My daughter and I set off for Mt. Howitt, Australia, last weekend. There had been snow and temps got well below freezing. What versatility the Microlight offers, a generous lightweight 1-man for me or for my daughter and I until she's at least 10 I'd say. She said she slept as "snug as a bug in a rug," and I slept soundly feeling that I had taken my daughter's safety seriously in purchasing a tent that I could trust above the snow line.
I'm yet to try it in heavy snow and feel that with cautious orientation and perhaps building a snow wall the Microlight would survive heavy falls with adequate snow pegs (I'M GUESSING THOUGH). I'm intending to give it a go this snow season.
Source: bought it new
Price Paid: $315 AUS
Used this tent always on multi-day trips on foot. I have done quite a bit of research before I bought this tent and I could not find any other tent here in Australia that compares with this in regards to space and weight. Most one-person tents are too small that you put your backpack either under the fly or if you put it inside then it gets uncomfortable to sleep.

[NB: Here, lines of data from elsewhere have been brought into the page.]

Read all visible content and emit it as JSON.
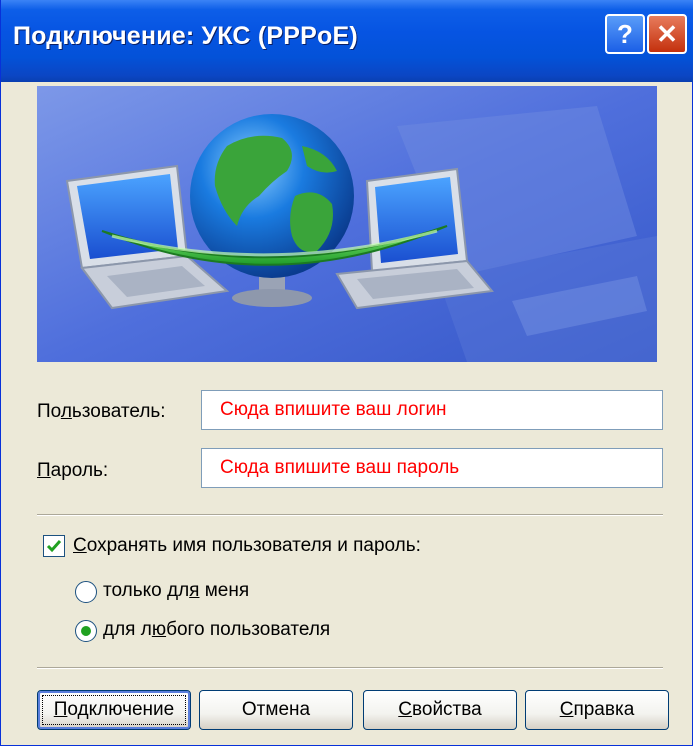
{
  "window": {
    "title": "Подключение: УКС (PPPoE)",
    "help_glyph": "?",
    "close_glyph": "✕"
  },
  "form": {
    "user_label_prefix": "По",
    "user_label_key": "л",
    "user_label_rest": "ьзователь:",
    "user_value": "Сюда впишите ваш логин",
    "password_label_prefix": "",
    "password_label_key": "П",
    "password_label_rest": "ароль:",
    "password_value": "Сюда впишите ваш пароль"
  },
  "save": {
    "checked": true,
    "label_prefix": "",
    "label_key": "С",
    "label_rest": "охранять имя пользователя и пароль:",
    "options": [
      {
        "prefix": "только дл",
        "key": "я",
        "rest": " меня",
        "selected": false
      },
      {
        "prefix": "для л",
        "key": "ю",
        "rest": "бого пользователя",
        "selected": true
      }
    ]
  },
  "buttons": {
    "connect_key": "П",
    "connect_rest": "одключение",
    "cancel": "Отмена",
    "properties_key": "С",
    "properties_rest": "войства",
    "help_key": "С",
    "help_rest": "правка"
  },
  "colors": {
    "title_bar": "#0654e2",
    "field_text": "#ff0000",
    "dialog_bg": "#ece9d8",
    "radio_dot": "#21a121"
  },
  "icons": {
    "banner": "globe-network-laptops-icon",
    "check": "checkmark-icon"
  }
}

The Microlight has enough space to put the backpack under the outer fly and you can also still cook on a little stove when it is raining outside—which is another feature many other single person tents don't have. The siliconized fabric is unbelievable when it comes to water repellency. Also dries very quickly.
It is not a good tent for hot climates, cause the ventilation is pretty bad (which is the only minus with this tent). However, that makes the tent very good for cooler and even winter conditions. Condensation inside the tent is also pretty big, but not that it would be a major concern.
Inside space is excellent, you can sleep very comfortable alone or even squeeze a second smaller person in there (or a child).
All in all, very good tent, good fabric and excellent manufactured. Love the size and weight of it—packed and unpacked. Nevertheless it is quite expensive considering the size.
Design: 3-4 season, not-freestanding
Ease of Setup: very easy and quick, couple of minutes
Weight: about 1.6kg
Price Paid: 490 AUD
- Easy to pitch
- Fly first or in one
- Brilliant in wind and rain
- Availability here in the UK
- No extra groundsheet for the vestibule
Used a few times, including last night in Torridon in very wet conditions. Stable as anything, no condensation to worry about.
Pitches really quickly. Took about five minutes and being fly first / in one means it's wonderful to put up when already raining.
Weight—1.6 kilos—so not too heavy, but it feels bombproof, so worth the weight sacrifice for comfort.
Used it for four years now.
Source: bought it used
Price Paid: 80
Macpac make wonderful tents. Fly is UV40 polyester, waterproof to 3500ml, floor is robust, no leaks after prolonged pitching in wet areas.
Pole threads through the fly and the whole unit can be pitched either together or independently.